I break my journey at Metropark, New Jersey, mile 255 on the Boston-Washington mainline. Very convenient, only two miles from my parents' house in Edison. All of Central Jersey uses this stop; the high-speed Acela Express skips the state capital of Trenton and stops here.

The van company comes, packs everything up, and I'm down to a suitcase of clothes and important documents for a weekend.

Monday morning, June 14, I find myself waiting on the westbound platform for the first time. Previously, I'd always boarded eastbound and gotten off westbound. When going south, I'd always gone by highway or air. There are people waiting for three different trains on the platform, and a confused-looking businessman is asking fellow passengers for help. He's holding an ARC (Airline Reporting Corporation) Amtrak ticket, and evidently is not familiar with rail travel.
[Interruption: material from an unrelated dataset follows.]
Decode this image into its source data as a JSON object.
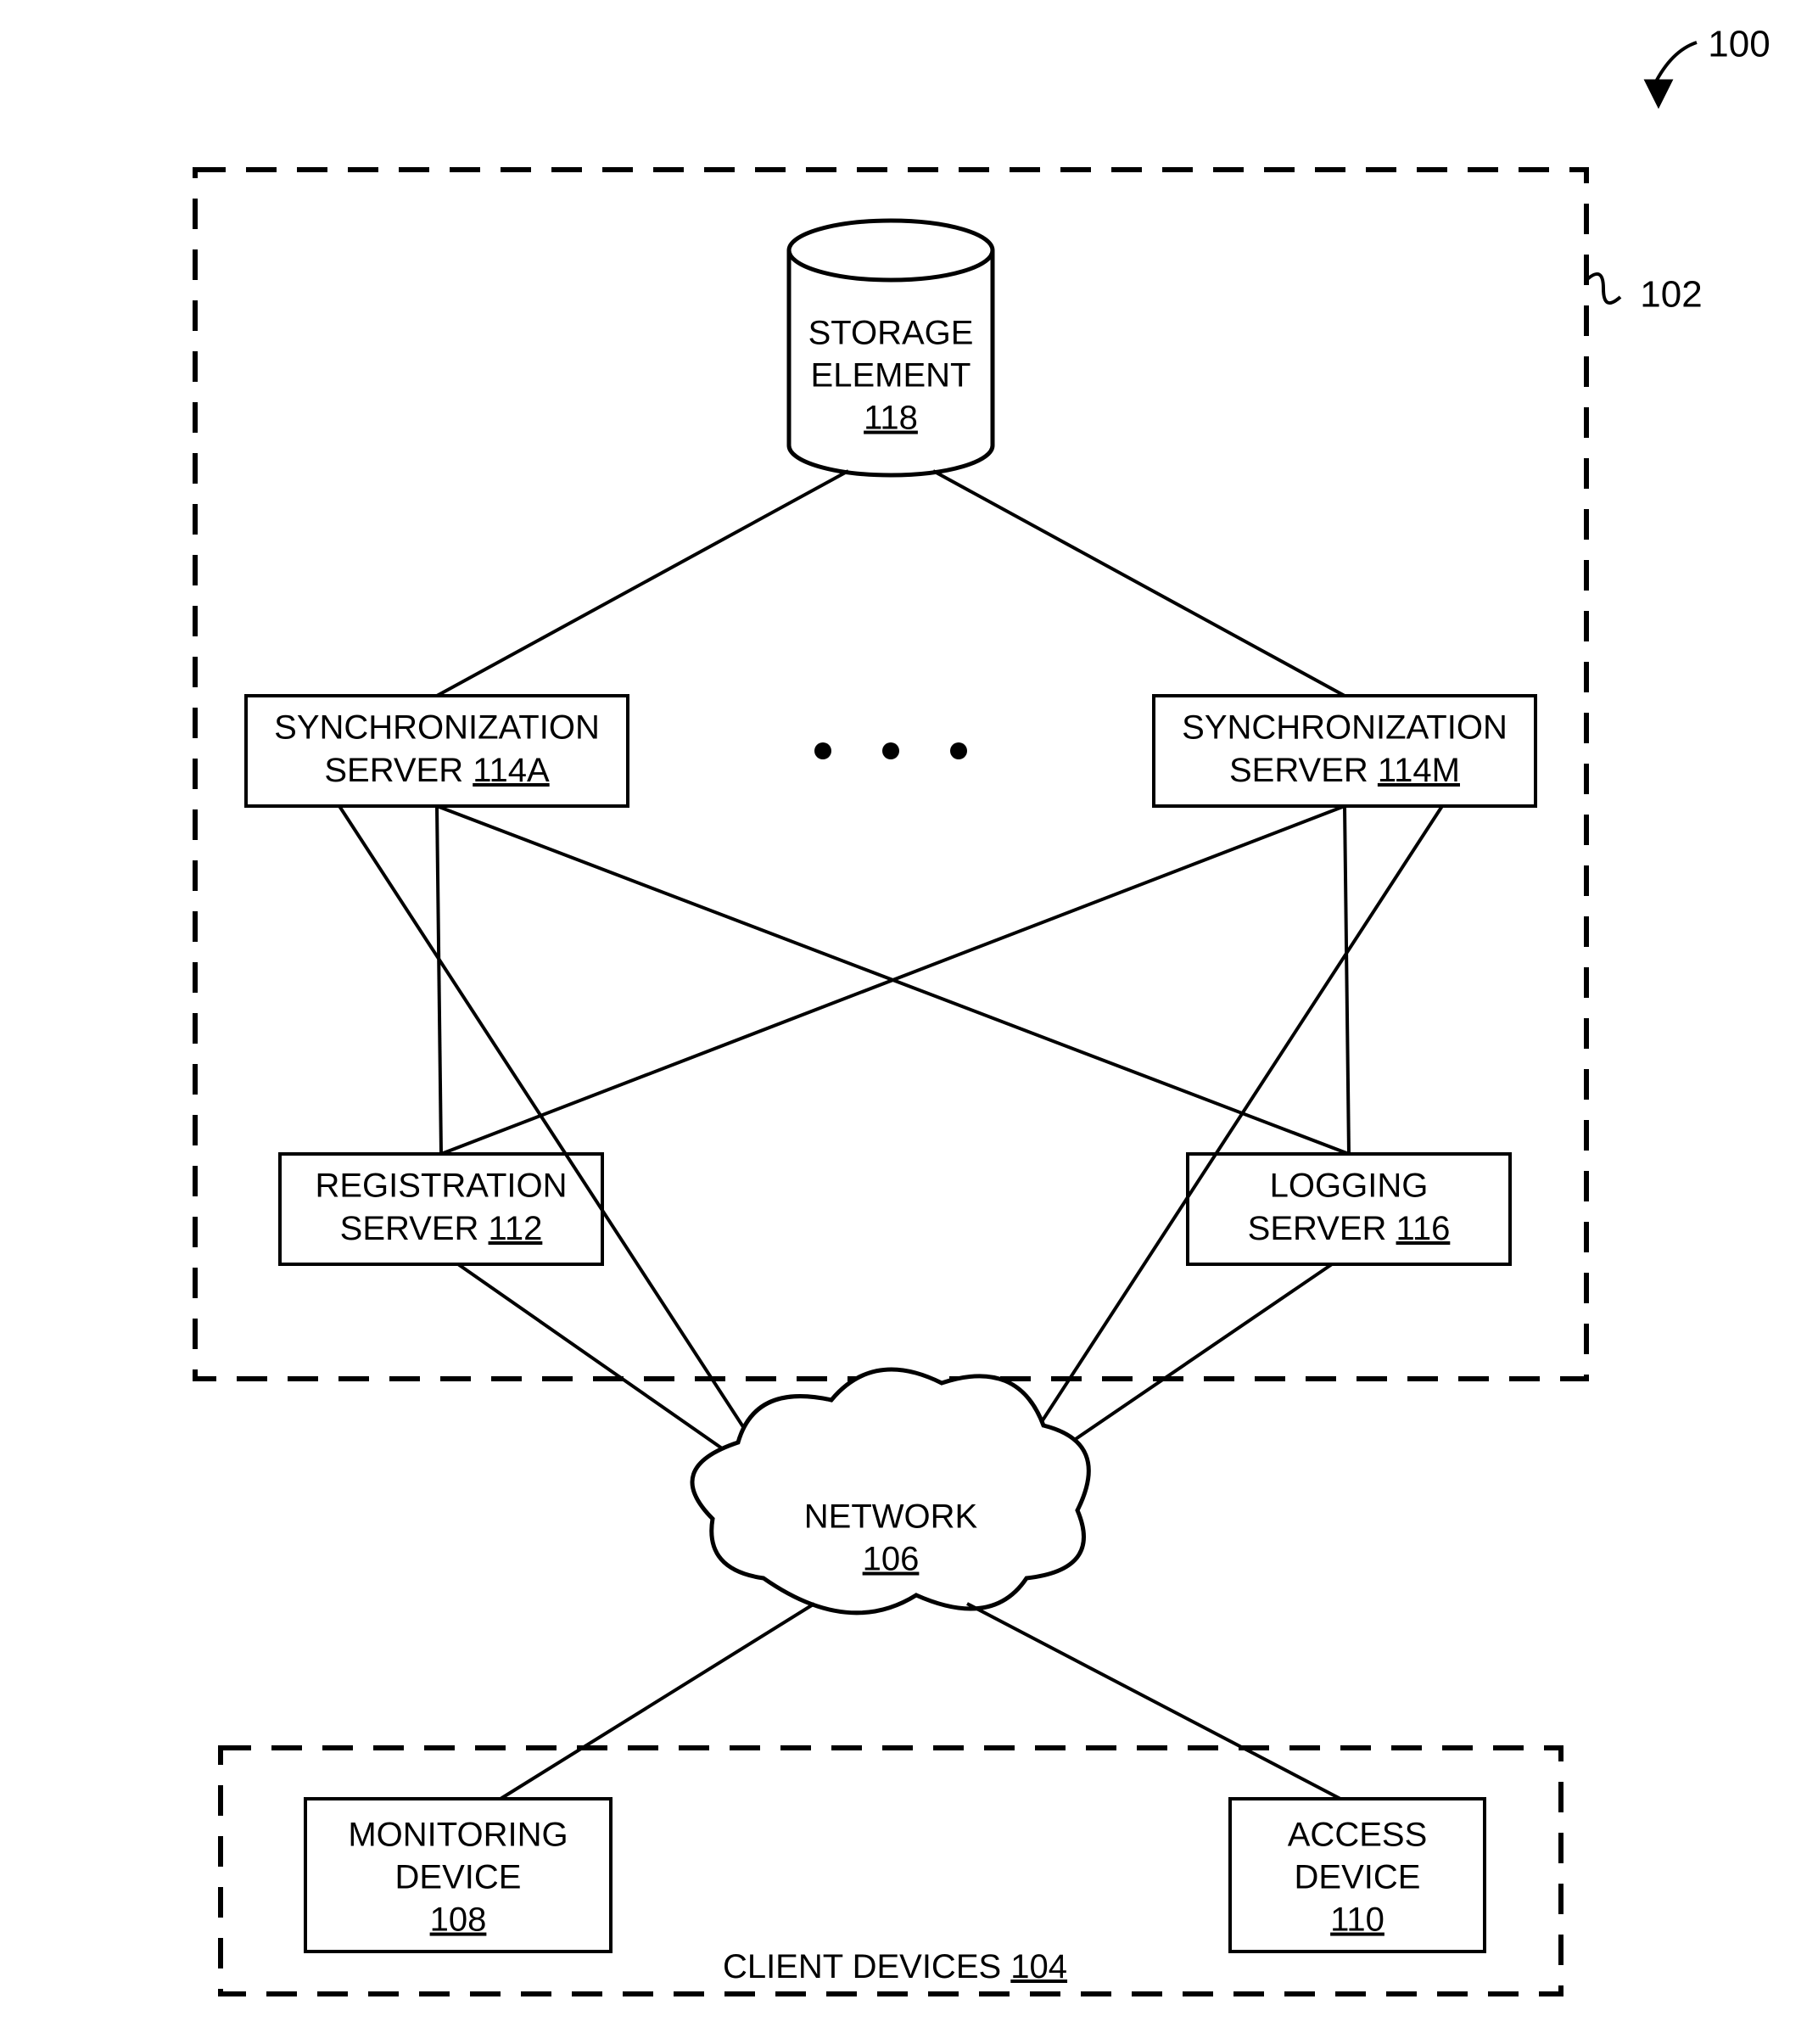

The southbound Regional number 125 gets to Metropark only ten minutes late. It picks up speed through rail territory heretofore unfamiliar to me, exceeding a hundred miles per hour through the old Pennsylvania Railroad mainline in New Jersey. Trenton, Philadelphia 30th Street Station, Wilmington, Baltimore. Many bodies of water, rivers and bays. Lots of people getting off and on, and Philadelphia newspapers are left in the seat back pockets.

We reach New Carrolton, Maryland, the last stop before Washington, DC. And we stay there. "We need a first aid-kit and some towels," comes the conductor over the intercom. Passengers fidget and start talking to each other — the usual conversation starter of "Where are you headed?" An elderly woman across the aisle with a mild Russian accent is headed to Newport News, Virginia. She's taken the train to Florida many times. "Twenty-eight hours," she says, "This is nothing." People get bored of sitting down and go outside in the warm humid Maryland air to take a look. A woman traveling with her twentysomething daughter had stepped into the gap between the train and the platform, and fallen underneath the train.

We wait for an ambulance as an MARC commuter train passes us across the platform. The conductor comes on again with instructions for getting to Washington on the Metro. Finally, half an hour after we stopped, an ambulance arrives. They strap the woman onto a stretcher, but have difficulty figuring out how to get her out from the tight spaces underneath the train. Some of the passengers whip out their cellphone cameras; the conductors have seen it all before and are nonchalant, but the medics get upset and tell people to put their cameras away.

Finally, a conductor suggests passing her underneath the train to the other side, then bringing her through the train to the platform. It works. Now 45 minutes have passed. The conductor walks the train, then we're off. We arrive in Washington. Strangely, we arrive at a low-level platform at Union Station, and the conductors are careful to tell everyone to watch their step as they get off. Either they're being paranoid about high-level platforms, or we've missed the alloted timeslot for the usual track. It's not quite as convenient carrying baggage down the steps, but it does make for an unusual perspective on the Amfleet cars from ground level. It's not unlike boarding a plane from stairs rather than a jetway — less antiseptic, closer to the machinery.

Train number 29, the Capitol Limited to Chicago, is scheduled for a 5:20p departure, but has a two-hour delay posted due to the anticipated late arrival of number 30, the eastbound Capitol Limited. This is the only bilevel Amtrak train at Washington; other eastern trains are single-level to clear bridges and tunnels. There are spare cars, but not enough to make up a whole train.

Finding myself with some time, I go outside for a walk.